Friday, December 19, 2014

The warblers knew and flew away one day before April 2014 tornado struck


#Warblers Birds can sense some extreme changes in the environment and take evasive action as has been revealed by five golden-winged warblers that flew way from their nest just one day before the tornado struck in April 2014.
This s a finding of US scientists who have indicated that tracking data shows that these birds "evacuated" their nesting site and the geolocators also revealed that the birds left the Appalachians and flew 700-Km south to the Gulf of Mexico. Warblers are very tiny songbirds weighing about nine grams.
The next day, devastating storms swept across the south and central US.

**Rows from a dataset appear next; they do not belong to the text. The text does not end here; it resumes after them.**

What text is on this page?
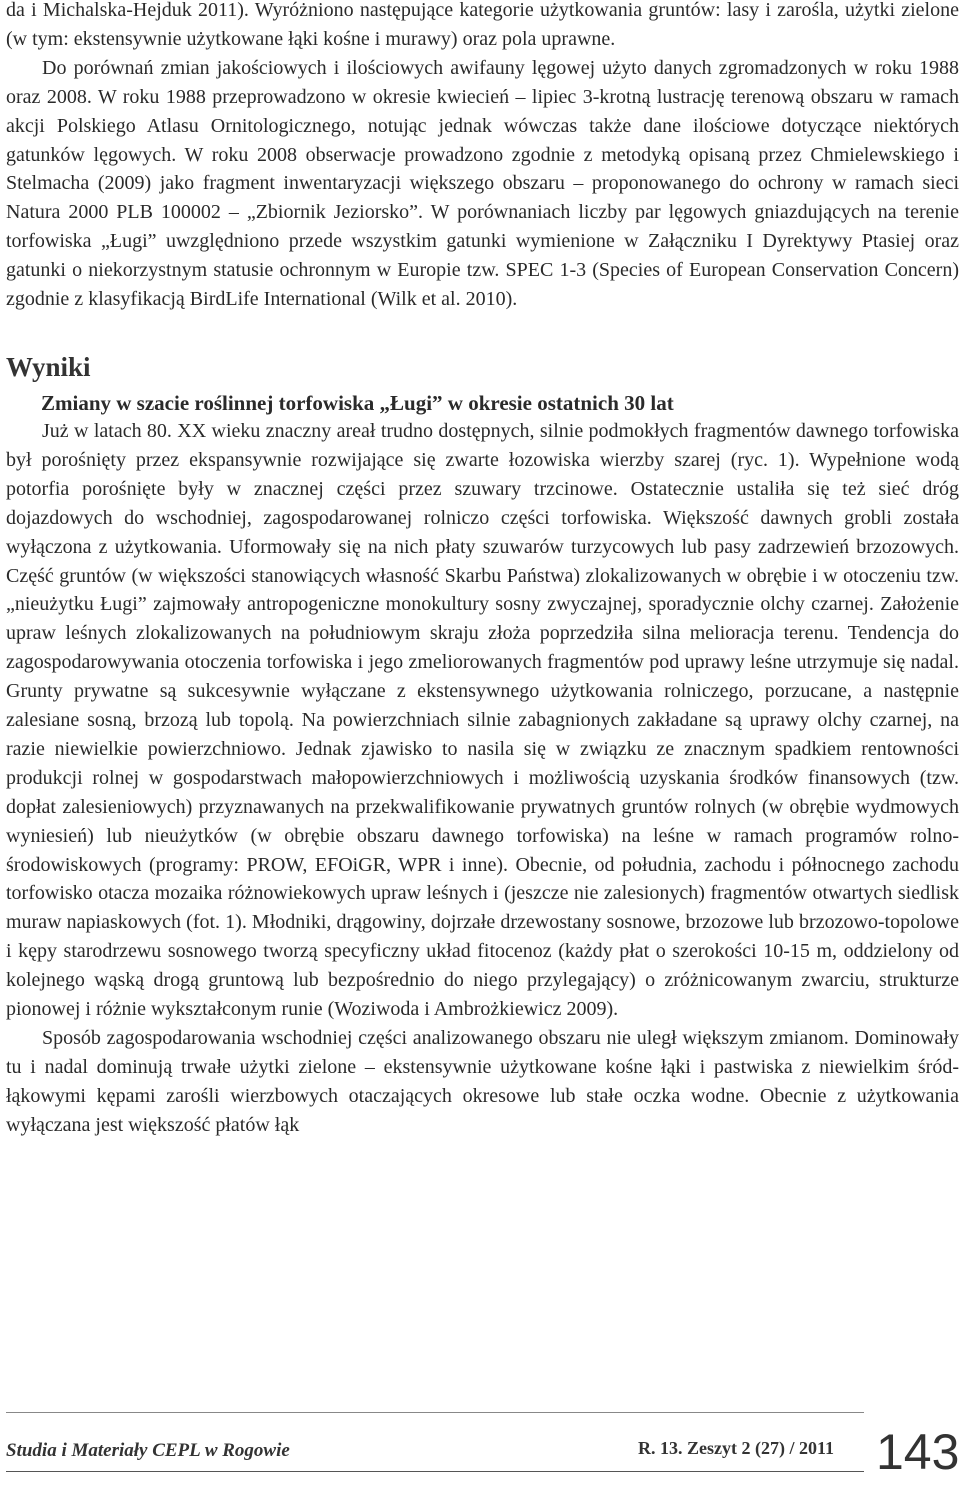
da i Michalska-Hejduk 2011). Wyróżniono następujące kategorie użytkowania gruntów: lasy i zarośla, użytki zielone (w tym: ekstensywnie użytkowane łąki kośne i murawy) oraz pola uprawne.

Do porównań zmian jakościowych i ilościowych awifauny lęgowej użyto danych zgromadzonych w roku 1988 oraz 2008. W roku 1988 przeprowadzono w okresie kwiecień – lipiec 3-krotną lustrację terenową obszaru w ramach akcji Polskiego Atlasu Ornitologicznego, notując jednak wówczas także dane ilościowe dotyczące niektórych gatunków lęgowych. W roku 2008 obserwacje prowadzono zgodnie z metodyką opisaną przez Chmielewskiego i Stelmacha (2009) jako fragment inwentaryzacji większego obszaru – proponowanego do ochrony w ramach sieci Natura 2000 PLB 100002 – „Zbiornik Jeziorsko”. W porównaniach liczby par lęgowych gniazdujących na terenie torfowiska „Ługi” uwzględniono przede wszystkim gatunki wymienione w Załączniku I Dyrektywy Ptasiej oraz gatunki o niekorzystnym statusie ochronnym w Europie tzw. SPEC 1-3 (Species of European Conservation Concern) zgodnie z klasyfikacją BirdLife International (Wilk et al. 2010).

Wyniki
Zmiany w szacie roślinnej torfowiska „Ługi” w okresie ostatnich 30 lat

Już w latach 80. XX wieku znaczny areał trudno dostępnych, silnie podmokłych fragmentów dawnego torfowiska był porośnięty przez ekspansywnie rozwijające się zwarte łozowiska wierzby szarej (ryc. 1). Wypełnione wodą potorfia porośnięte były w znacznej części przez szuwary trzcinowe. Ostatecznie ustaliła się też sieć dróg dojazdowych do wschodniej, zagospodarowanej rolniczo części torfowiska. Większość dawnych grobli została wyłączona z użytkowania. Uformowały się na nich płaty szuwarów turzycowych lub pasy zadrzewień brzozowych. Część gruntów (w większości stanowiących własność Skarbu Państwa) zlokalizowanych w obrębie i w otoczeniu tzw. „nieużytku Ługi” zajmowały antropogeniczne monokultury sosny zwyczajnej, sporadycznie olchy czarnej. Założenie upraw leśnych zlokalizowanych na południowym skraju złoża poprzedziła silna melioracja terenu. Tendencja do zagospodarowywania otoczenia torfowiska i jego zmeliorowanych fragmentów pod uprawy leśne utrzymuje się nadal. Grunty prywatne są sukcesywnie wyłączane z ekstensywnego użytkowania rolniczego, porzucane, a następnie zalesiane sosną, brzozą lub topolą. Na powierzchniach silnie zabagnionych zakładane są uprawy olchy czarnej, na razie niewielkie powierzchniowo. Jednak zjawisko to nasila się w związku ze znacznym spadkiem rentowności produkcji rolnej w gospodarstwach małopowierzchniowych i możliwością uzyskania środków finansowych (tzw. dopłat zalesieniowych) przyznawanych na przekwalifikowanie prywatnych gruntów rolnych (w obrębie wydmowych wyniesień) lub nieużytków (w obrębie obszaru dawnego torfowiska) na leśne w ramach programów rolno-środowiskowych (programy: PROW, EFOiGR, WPR i inne). Obecnie, od południa, zachodu i północnego zachodu torfowisko otacza mozaika różnowiekowych upraw leśnych i (jeszcze nie zalesionych) fragmentów otwartych siedlisk muraw napiaskowych (fot. 1). Młodniki, drągowiny, dojrzałe drzewostany sosnowe, brzozowe lub brzozowo-topolowe i kępy starodrzewu sosnowego tworzą specyficzny układ fitocenoz (każdy płat o szerokości 10-15 m, oddzielony od kolejnego wąską drogą gruntową lub bezpośrednio do niego przylegający) o zróżnicowanym zwarciu, strukturze pionowej i różnie wykształconym runie (Woziwoda i Ambrożkiewicz 2009).

Sposób zagospodarowania wschodniej części analizowanego obszaru nie uległ większym zmianom. Dominowały tu i nadal dominują trwałe użytki zielone – ekstensywnie użytkowane kośne łąki i pastwiska z niewielkim śród-łąkowymi kępami zarośli wierzbowych otaczających okresowe lub stałe oczka wodne. Obecnie z użytkowania wyłączana jest większość płatów łąk

Studia i Materiały CEPL w Rogowie	R. 13. Zeszyt 2 (27) / 2011 143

Incidentally, these birds had completed their seasonal migration just days earlier and had settled down to nest after a 5,000-Km journey from Colombia.

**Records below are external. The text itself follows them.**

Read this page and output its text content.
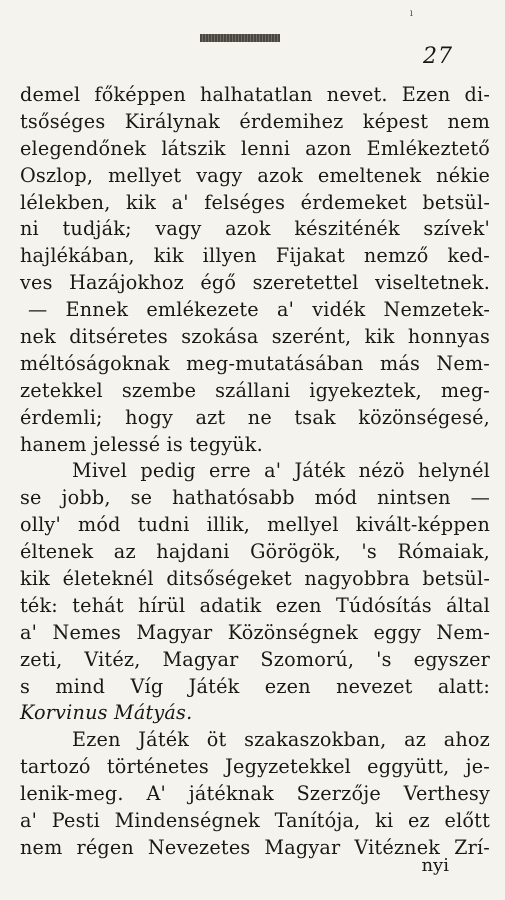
ı
27
demel főképpen halhatatlan nevet. Ezen di-
tsőséges Királynak érdemihez képest nem
elegendőnek látszik lenni azon Emlékeztető
Oszlop, mellyet vagy azok emeltenek nékie
lélekben, kik a' felséges érdemeket betsül-
ni tudják; vagy azok késziténék szívek'
hajlékában, kik illyen Fijakat nemző ked-
ves Hazájokhoz égő szeretettel viseltetnek.
— Ennek emlékezete a' vidék Nemzetek-
nek ditséretes szokása szerént, kik honnyas
méltóságoknak meg-mutatásában más Nem-
zetekkel szembe szállani igyekeztek, meg-
érdemli; hogy azt ne tsak közönségesé,
hanem jelessé is tegyük.
Mivel pedig erre a' Játék nézö helynél
se jobb, se hathatósabb mód nintsen —
olly' mód tudni illik, mellyel kivált-képpen
éltenek az hajdani Görögök, 's Rómaiak,
kik életeknél ditsőségeket nagyobbra betsül-
ték: tehát hírül adatik ezen Túdósítás által
a' Nemes Magyar Közönségnek eggy Nem-
zeti, Vitéz, Magyar Szomorú, 's egyszer
s mind Víg Játék ezen nevezet alatt:
Korvinus Mátyás.
Ezen Játék öt szakaszokban, az ahoz
tartozó történetes Jegyzetekkel eggyütt, je-
lenik-meg. A' játéknak Szerzője Verthesy
a' Pesti Mindenségnek Tanítója, ki ez előtt
nem régen Nevezetes Magyar Vitéznek Zrí-
nyi
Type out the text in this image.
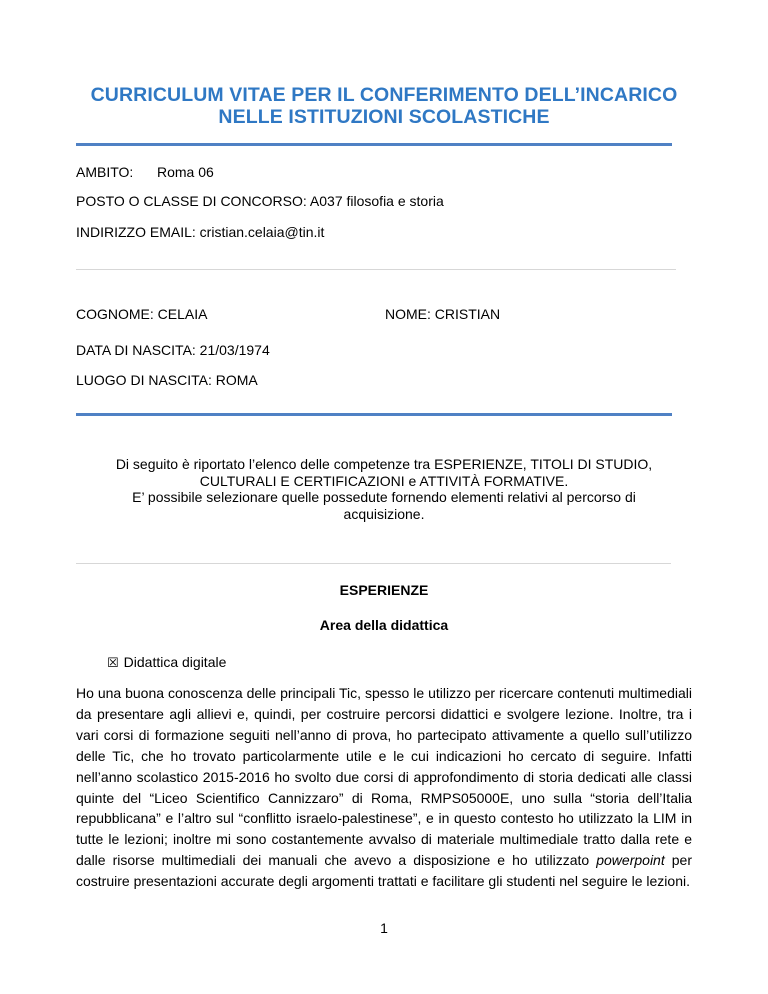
CURRICULUM VITAE PER IL CONFERIMENTO DELL’INCARICO
NELLE ISTITUZIONI SCOLASTICHE
AMBITO: Roma 06
POSTO O CLASSE DI CONCORSO: A037 filosofia e storia
INDIRIZZO EMAIL: cristian.celaia@tin.it
COGNOME: CELAIA	NOME: CRISTIAN
DATA DI NASCITA: 21/03/1974
LUOGO DI NASCITA: ROMA
Di seguito è riportato l’elenco delle competenze tra ESPERIENZE, TITOLI DI STUDIO,
CULTURALI E CERTIFICAZIONI e ATTIVITÀ FORMATIVE.
E’ possibile selezionare quelle possedute fornendo elementi relativi al percorso di
acquisizione.
ESPERIENZE
Area della didattica
☒ Didattica digitale
Ho una buona conoscenza delle principali Tic, spesso le utilizzo per ricercare contenuti multimediali da presentare agli allievi e, quindi, per costruire percorsi didattici e svolgere lezione. Inoltre, tra i vari corsi di formazione seguiti nell’anno di prova, ho partecipato attivamente a quello sull’utilizzo delle Tic, che ho trovato particolarmente utile e le cui indicazioni ho cercato di seguire. Infatti nell’anno scolastico 2015-2016 ho svolto due corsi di approfondimento di storia dedicati alle classi quinte del “Liceo Scientifico Cannizzaro” di Roma, RMPS05000E, uno sulla “storia dell’Italia repubblicana” e l’altro sul “conflitto israelo-palestinese”, e in questo contesto ho utilizzato la LIM in tutte le lezioni; inoltre mi sono costantemente avvalso di materiale multimediale tratto dalla rete e dalle risorse multimediali dei manuali che avevo a disposizione e ho utilizzato powerpoint per costruire presentazioni accurate degli argomenti trattati e facilitare gli studenti nel seguire le lezioni.
1
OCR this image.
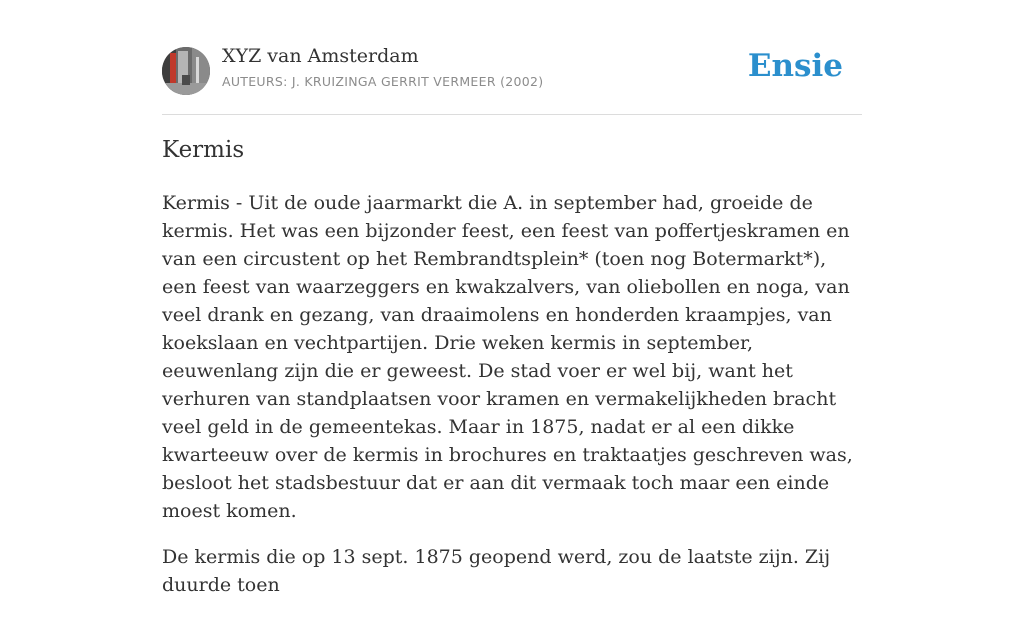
XYZ van Amsterdam
AUTEURS: J. KRUIZINGA GERRIT VERMEER (2002)	Ensie
Kermis

Kermis - Uit de oude jaarmarkt die A. in september had, groeide de kermis. Het was een bijzonder feest, een feest van poffertjeskramen en van een circustent op het Rembrandtsplein* (toen nog Botermarkt*), een feest van waarzeggers en kwakzalvers, van oliebollen en noga, van veel drank en gezang, van draaimolens en honderden kraampjes, van koekslaan en vechtpartijen. Drie weken kermis in september, eeuwenlang zijn die er geweest. De stad voer er wel bij, want het verhuren van standplaatsen voor kramen en vermakelijkheden bracht veel geld in de gemeentekas. Maar in 1875, nadat er al een dikke kwarteeuw over de kermis in brochures en traktaatjes geschreven was, besloot het stadsbestuur dat er aan dit vermaak toch maar een einde moest komen.

De kermis die op 13 sept. 1875 geopend werd, zou de laatste zijn. Zij duurde toen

In the opinion of ecologists, these birds - and others - may sense such extreme events with their keen low-frequency hearing.
The incident has come to light because of Dr Henry Streby of the University of California, Berkeley – he wanted to find out if tracking the warblers was even possible. This was just a pilot season for a larger study that was about to begin. He had been engaged in this work with colleagues from the Universities of Tennessee and Minnesota and had tagged 20 golden-winged warblers in May 2013, in the Cumberland Mountains of north-eastern Tennessee.
These birds are usually seen around the Great Lakes and the Appalachian Mountains, where they nest and breed every summer and, after disappearing to Colombia for the winter, 10 of the birds came back in April 2014. The team was in the field observing them when they received advance warning of the tornadoes and the warblers fled.